Flash is used in business a lot and is one of the best deployment tools.
In your opinion. It depends on your priorities.
Second, I don't get why anyone would oppose having it as an OPTION.
The advantage to not having it as an option would be to force developers to use HTML5 and other emerging web standards instead of Flash in order to address the iOS user base.
Apple is being stupid here.
Seriously?
When I get an iPhone I fully expect to be able to install Flash via jailbreak. Although I expect I'll have to backup and rejailbreak everytime they update which is a royal pain in the azz. Thanks for being stupid Apple and Steve Jobs.
OOOooooohhh. By "stupid", you just meant that they don't make the exact product that you want.
Do they seriously think they can control everything?
No.
They will lose badly like they did to MS in the 90s with Windows. Android will crush iPhone in a year or two if Apple doesn't allow Flash among other things, specifically..if they don't open up more.
Ignoring the fact that the smartphone market in 2010 has very little in common with the personal computer market in 2009, isn't that how a free market is supposed to work? If Flash is that important, Apple will lose sales. Doesn't appear to be a problem currently.
(And currently is when Flash has it's largest advantage. Two years from now, open standards are going to be more competitive with Flash technologically.)
Fine have App Store. Stipulate in the contract you only provide customer support providing users don't unlock the phone and use un-approved apps. But it SHOULD be easy to circumvent this and install another OS or apps, and use it without customer support. Like Android.

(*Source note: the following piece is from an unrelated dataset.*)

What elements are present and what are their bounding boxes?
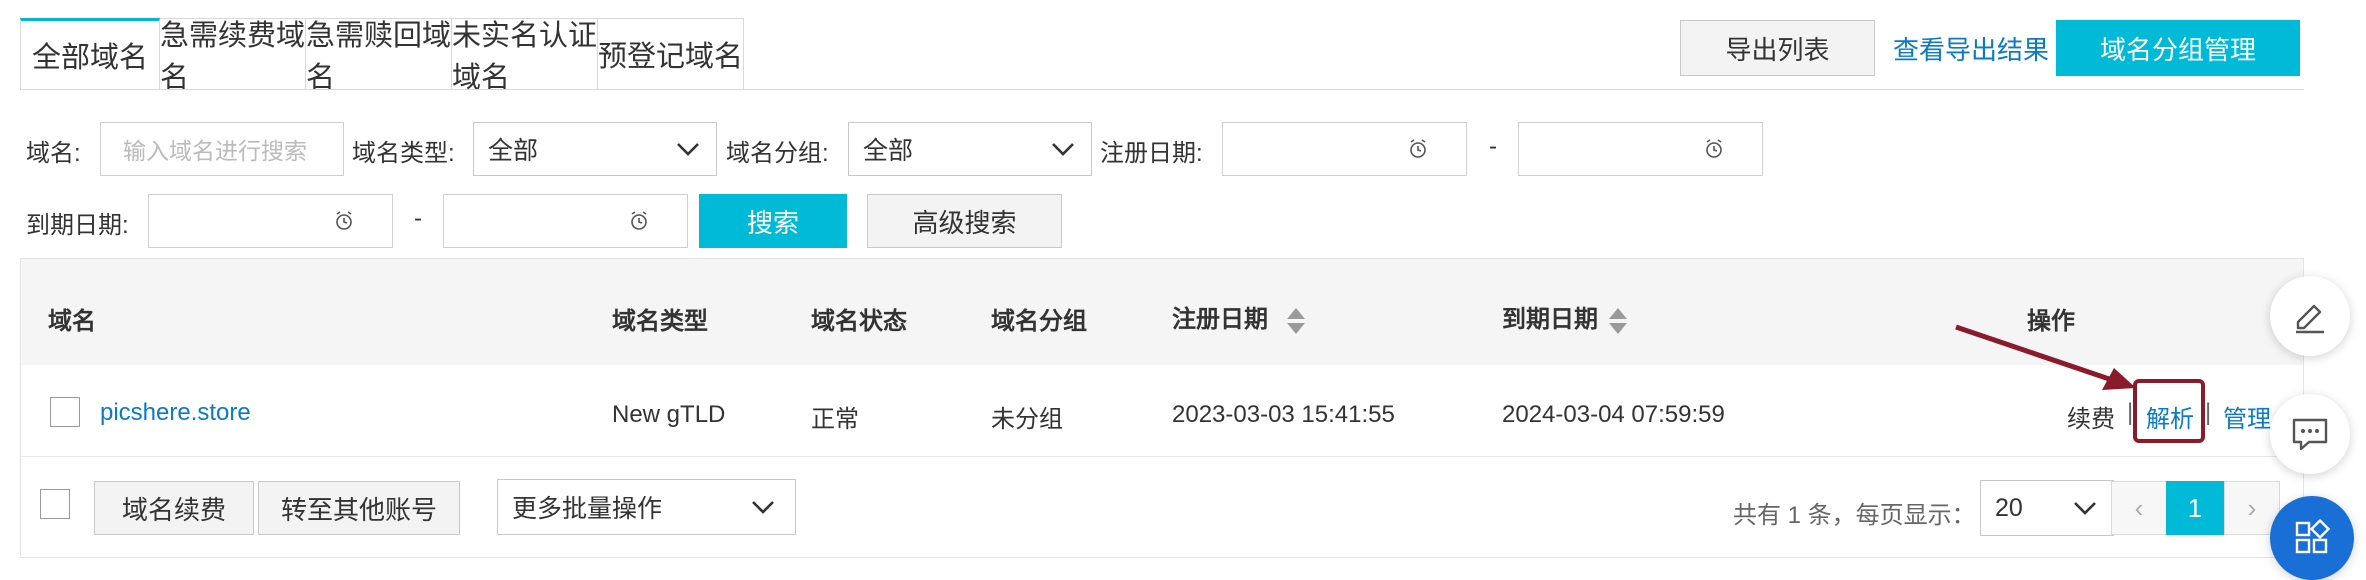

If you want an OS like Android, why not use Android? You can even install it on your iPhone!
The biggest advantage of the App Store is that developers actually make money. Not being able to sideload apps from other sources without jailbreak minimizes piracy and cuts out a lot of the crap. Yes, Apple does go too far sometimes. Google Voice being the top example.
I'm not saying that Apple has made the right decisions for the long term. Maybe, maybe not. But the do have good, rational reasons behind their decisions that serve customers, developers, and their bottom line.